Paz, meanwhile, is not some fresh face, but the direct heir of entrenched right-wing politics. The son of Jaime Paz Zamora, who led the Revolutionary Left Movement (MIR), Rodrigo Paz inherits the legacy of the notorious “patriotic pact” forged between the MIR and Banzer in the 1980s, which propped up the dictatorship-era elites and imposed sweeping social cuts and privatizations.

The agribusiness oligarchy of Santa Cruz has played a decisive role once again. The fascist Governor Luis Fernando Camacho—who was a leading political figure in the 2019 coup and openly allied with paramilitary shock groups—struck an early alliance with millionaire businessman Samuel Doria Medina, who initially polled in first place. After his first-round defeat, Medina promptly endorsed Paz, cementing a united front of business, agro-industrial, and military forces behind him.

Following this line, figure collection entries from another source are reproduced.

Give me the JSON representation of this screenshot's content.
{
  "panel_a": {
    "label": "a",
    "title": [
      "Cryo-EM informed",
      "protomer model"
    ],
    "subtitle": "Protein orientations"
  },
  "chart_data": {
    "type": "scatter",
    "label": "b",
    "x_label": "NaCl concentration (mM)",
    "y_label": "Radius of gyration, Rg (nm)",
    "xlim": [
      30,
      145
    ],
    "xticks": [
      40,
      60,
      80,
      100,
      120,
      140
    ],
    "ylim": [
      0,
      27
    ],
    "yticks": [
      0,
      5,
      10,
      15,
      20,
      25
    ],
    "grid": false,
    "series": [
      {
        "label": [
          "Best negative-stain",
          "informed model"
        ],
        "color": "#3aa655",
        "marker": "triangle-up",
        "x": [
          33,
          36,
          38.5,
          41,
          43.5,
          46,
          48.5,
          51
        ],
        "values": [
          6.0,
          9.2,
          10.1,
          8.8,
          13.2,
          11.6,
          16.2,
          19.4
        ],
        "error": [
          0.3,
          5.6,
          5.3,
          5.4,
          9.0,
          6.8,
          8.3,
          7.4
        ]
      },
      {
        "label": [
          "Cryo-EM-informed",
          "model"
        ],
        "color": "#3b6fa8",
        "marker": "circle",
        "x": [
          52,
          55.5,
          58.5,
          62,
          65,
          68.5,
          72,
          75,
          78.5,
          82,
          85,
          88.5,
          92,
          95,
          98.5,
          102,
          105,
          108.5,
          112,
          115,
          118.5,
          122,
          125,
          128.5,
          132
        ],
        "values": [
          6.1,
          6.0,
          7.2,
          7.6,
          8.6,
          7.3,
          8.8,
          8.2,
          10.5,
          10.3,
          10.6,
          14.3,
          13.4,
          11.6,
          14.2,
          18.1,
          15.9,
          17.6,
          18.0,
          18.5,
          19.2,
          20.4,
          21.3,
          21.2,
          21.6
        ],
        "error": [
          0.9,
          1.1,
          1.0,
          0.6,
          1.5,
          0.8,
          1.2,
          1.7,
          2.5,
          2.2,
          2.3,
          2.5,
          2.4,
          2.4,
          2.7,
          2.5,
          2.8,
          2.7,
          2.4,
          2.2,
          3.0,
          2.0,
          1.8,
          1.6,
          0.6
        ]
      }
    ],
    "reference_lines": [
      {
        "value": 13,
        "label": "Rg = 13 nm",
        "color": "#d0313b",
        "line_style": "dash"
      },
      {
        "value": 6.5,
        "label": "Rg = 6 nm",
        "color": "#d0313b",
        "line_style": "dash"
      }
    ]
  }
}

Quiroga, who won Santa Cruz outright, represents another pole of this oligarchic bloc. Together, Paz and Quiroga are pledging measures that echo the demands of Bolivia’s financial aristocracy and Washington.

The right-wing’s candidates who will compete in the run-off are both openly promising a pivot away from MAS’s cultivated ties with China and Russia. While MAS governments gave major contracts and concessions to Chinese-owned companies—particularly in lithium, gas, and infrastructure—neither Morales nor Arce ever challenged Bolivia’s underlying dependence on imperialism. Their maneuvering between competing powers has now reached a dead end as the United States pursues an increasingly aggressive policy in Latin America aimed at reasserting its hegemony.

The results of the Bolivian election prove once again that bourgeois nationalism offers no way forward for the working class and only serves to disarm workers’ struggles, opening political space for the right.

The spoiled ballots and abstentions reveal deep hostility to the entire capitalist political establishment. But without independent organization and internationalist, socialist leadership—a Bolivian section of the International Committee of the Fourth International—workers will suffer fascistic and imperialist-backed reaction that will eclipse that of 2019, the early 2000s and 1970s.